Now, American civil war metaphors must be used only rarely and wisely.
It doesn’t take long for some smart alec to start accusing you of invoking slavery and of making unjustified comparisons of your opponents with the Confederacy. But what the United Kingdom needs is less a Churchill and more a Lincoln. The 16th president was prepared to go to any lengths, including force of arms, in order to hold together his own precious Union. And no, I do not believe the British Army should be called in to crush rebellious Scots.
But why are Unionists so precious and cautious about losing something they claim to value so dearly? More importantly, look at the state of the Union today, and ask yourself: in what way has the traditional apologetic, cautious approach of Unionism strengthened the bond between Scotland and the rest of the UK?
Jack Straw, the former Home and Foreign Secretary, once suggested following the United States’ example by enshrining the UK in law as “indissoluble” on the fairly logical basis that independence, had Scots voted for it, would be permanent, so why not make the status quo the same, if that’s what people voted for? The speed at which Unionists disavowed this radicalism was startling and depressing.

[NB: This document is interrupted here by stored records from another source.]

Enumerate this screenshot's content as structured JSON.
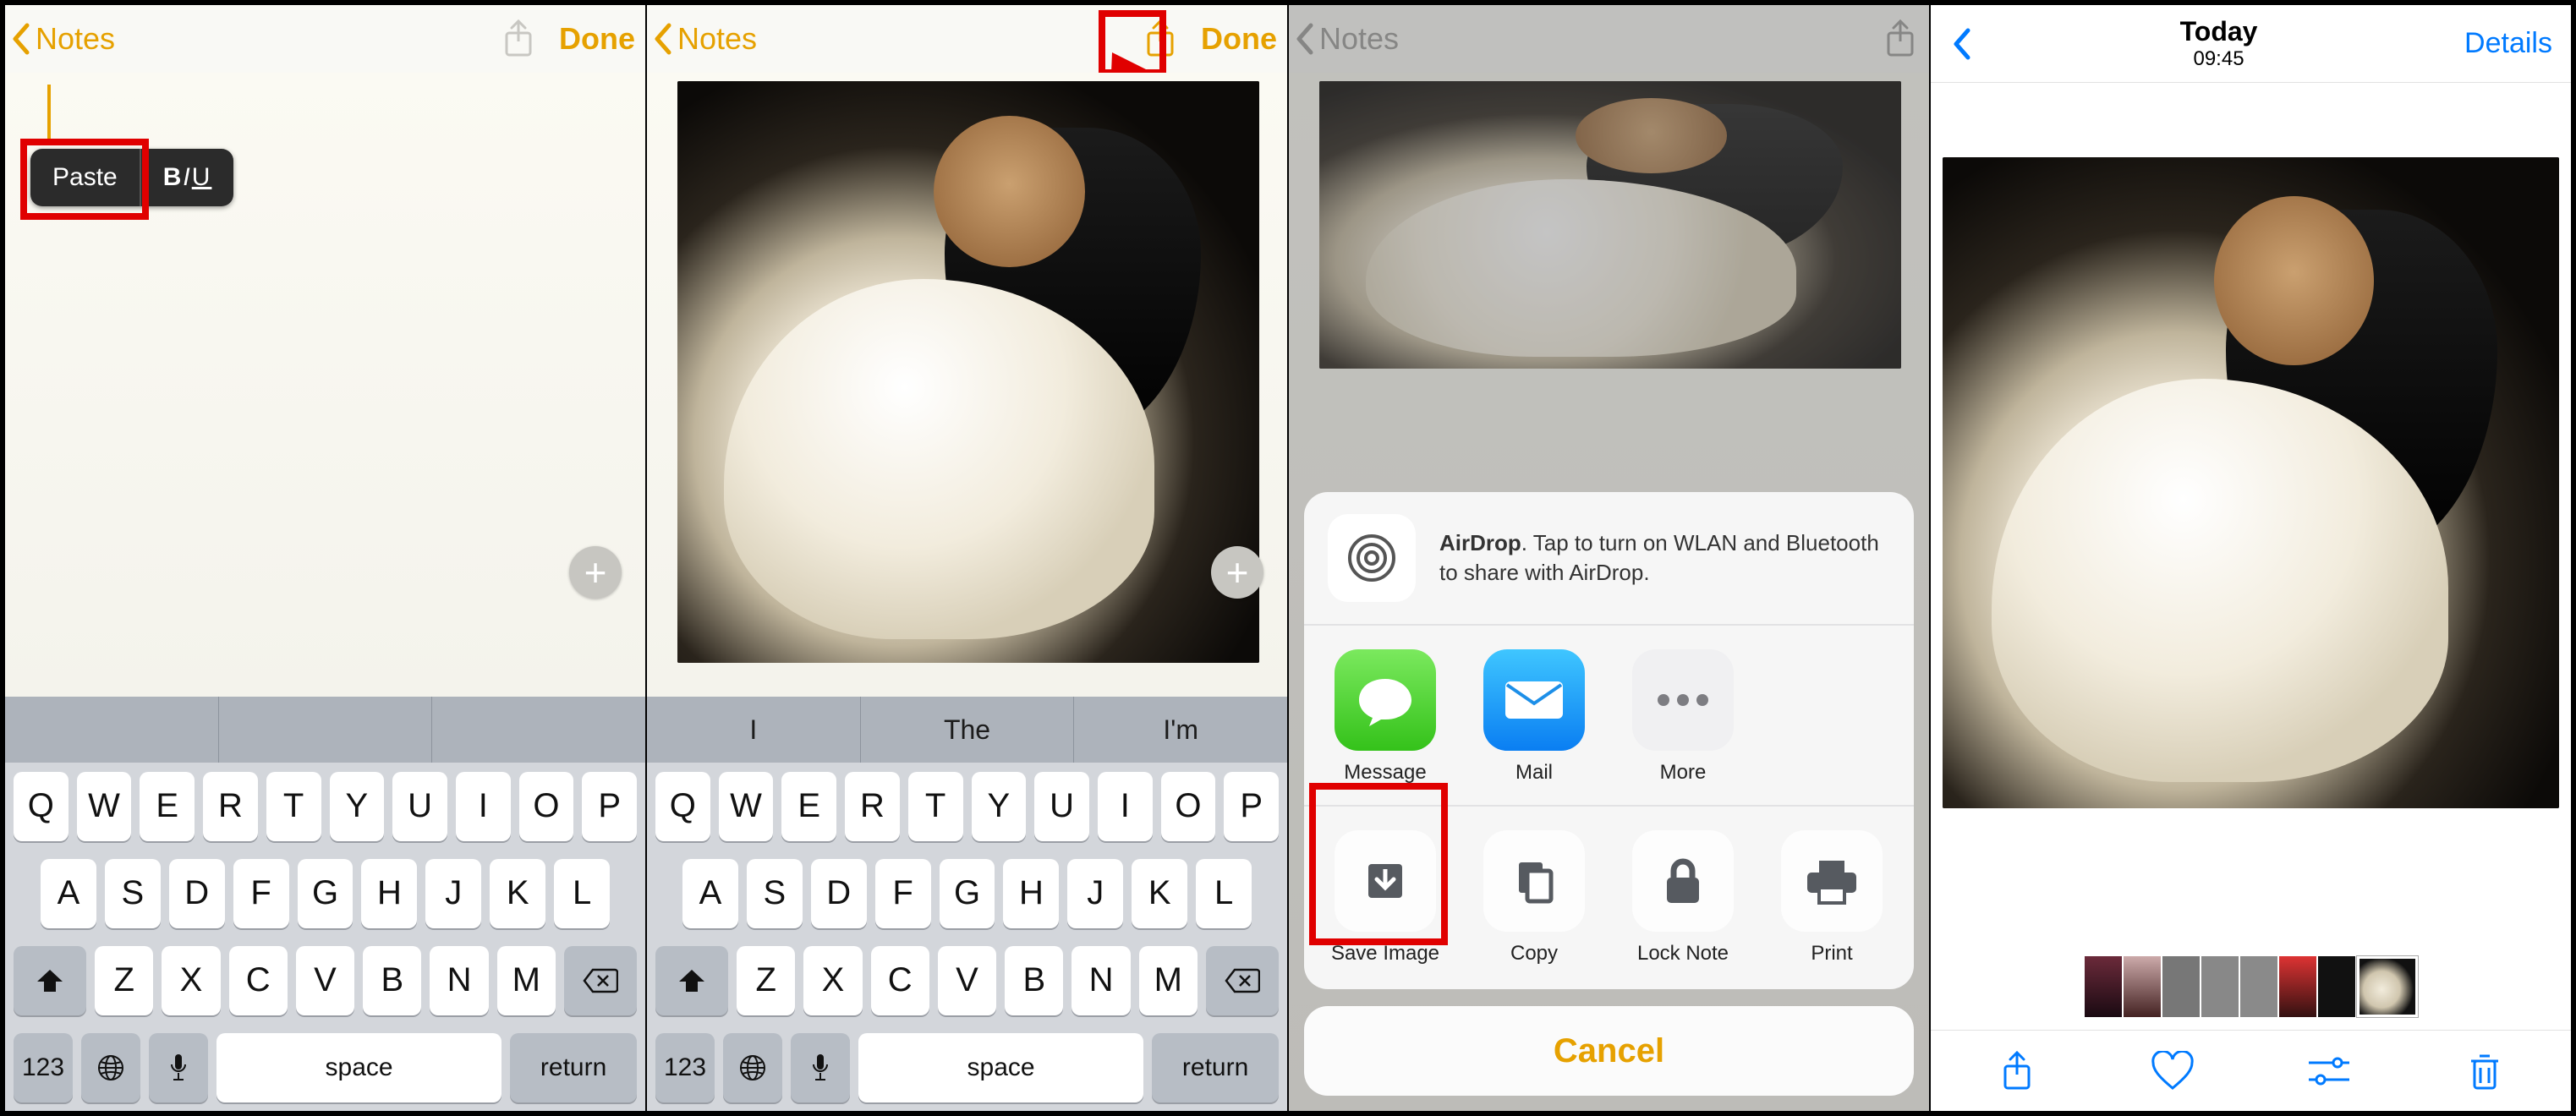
{
  "colors": {
    "notes_accent": "#e6a100",
    "ios_blue": "#007aff",
    "highlight_red": "#e00000"
  },
  "panel1": {
    "back_label": "Notes",
    "done_label": "Done",
    "menu": {
      "paste": "Paste",
      "biu_b": "B",
      "biu_i": "I",
      "biu_u": "U"
    },
    "predictions": [
      "",
      "",
      ""
    ]
  },
  "panel2": {
    "back_label": "Notes",
    "done_label": "Done",
    "predictions": [
      "I",
      "The",
      "I'm"
    ]
  },
  "keyboard": {
    "row1": [
      "Q",
      "W",
      "E",
      "R",
      "T",
      "Y",
      "U",
      "I",
      "O",
      "P"
    ],
    "row2": [
      "A",
      "S",
      "D",
      "F",
      "G",
      "H",
      "J",
      "K",
      "L"
    ],
    "row3": [
      "Z",
      "X",
      "C",
      "V",
      "B",
      "N",
      "M"
    ],
    "mods": {
      "numbers": "123",
      "space": "space",
      "return": "return"
    }
  },
  "panel3": {
    "back_label": "Notes",
    "airdrop_bold": "AirDrop",
    "airdrop_text": ". Tap to turn on WLAN and Bluetooth to share with AirDrop.",
    "share_actions": [
      {
        "id": "message",
        "label": "Message"
      },
      {
        "id": "mail",
        "label": "Mail"
      },
      {
        "id": "more",
        "label": "More"
      }
    ],
    "local_actions": [
      {
        "id": "save-image",
        "label": "Save Image"
      },
      {
        "id": "copy",
        "label": "Copy"
      },
      {
        "id": "lock-note",
        "label": "Lock Note"
      },
      {
        "id": "print",
        "label": "Print"
      }
    ],
    "cancel": "Cancel"
  },
  "panel4": {
    "title": "Today",
    "subtitle": "09:45",
    "details": "Details"
  }
}
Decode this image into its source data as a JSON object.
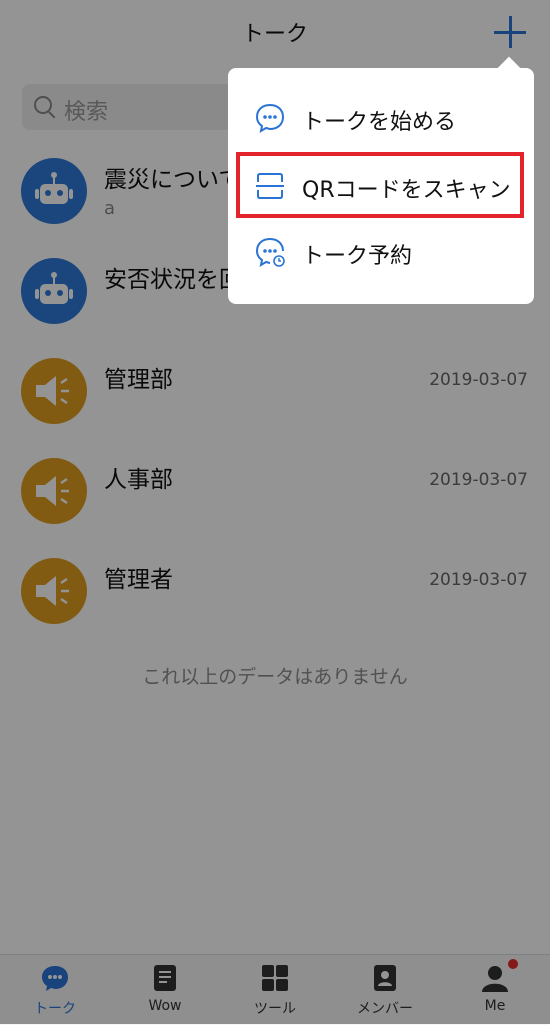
{
  "header": {
    "title": "トーク",
    "add_icon": "plus-icon",
    "accent": "#2b74d6"
  },
  "search": {
    "placeholder": "検索"
  },
  "chats": [
    {
      "name": "震災について",
      "sub": "a",
      "date": "",
      "avatar": "robot-icon"
    },
    {
      "name": "安否状況を回",
      "sub": "",
      "date": "",
      "avatar": "robot-icon"
    },
    {
      "name": "管理部",
      "sub": "",
      "date": "2019-03-07",
      "avatar": "speaker-icon"
    },
    {
      "name": "人事部",
      "sub": "",
      "date": "2019-03-07",
      "avatar": "speaker-icon"
    },
    {
      "name": "管理者",
      "sub": "",
      "date": "2019-03-07",
      "avatar": "speaker-icon"
    }
  ],
  "list_end": "これ以上のデータはありません",
  "menu": {
    "items": [
      {
        "label": "トークを始める",
        "icon": "chat-bubble-icon"
      },
      {
        "label": "QRコードをスキャン",
        "icon": "scan-icon"
      },
      {
        "label": "トーク予約",
        "icon": "chat-schedule-icon"
      }
    ],
    "highlight_color": "#e2232b"
  },
  "nav": [
    {
      "label": "トーク",
      "icon": "chat-icon",
      "active": true
    },
    {
      "label": "Wow",
      "icon": "notes-icon",
      "active": false
    },
    {
      "label": "ツール",
      "icon": "grid-icon",
      "active": false
    },
    {
      "label": "メンバー",
      "icon": "contacts-icon",
      "active": false
    },
    {
      "label": "Me",
      "icon": "person-icon",
      "active": false
    }
  ]
}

We need more of this kind of thinking and less pussy-footing around the nationalists. We need to worry less about upsetting Scotland’s civil society (which is largely nationalist) and its media, and stop having an attack of the vapours every time Nicola Sturgeon predicts that [insert latest grievance] will definitely result in independence this time.
We need to be every bit as proud and eager to defend Unionism as the SNP are to defend nationalism, and we need to look closely at their own attitude towards campaigning. When did you last see a nationalist demand change half-heartedly or apologetically? When did any nationalist settle for more devolved powers and then not demand any more?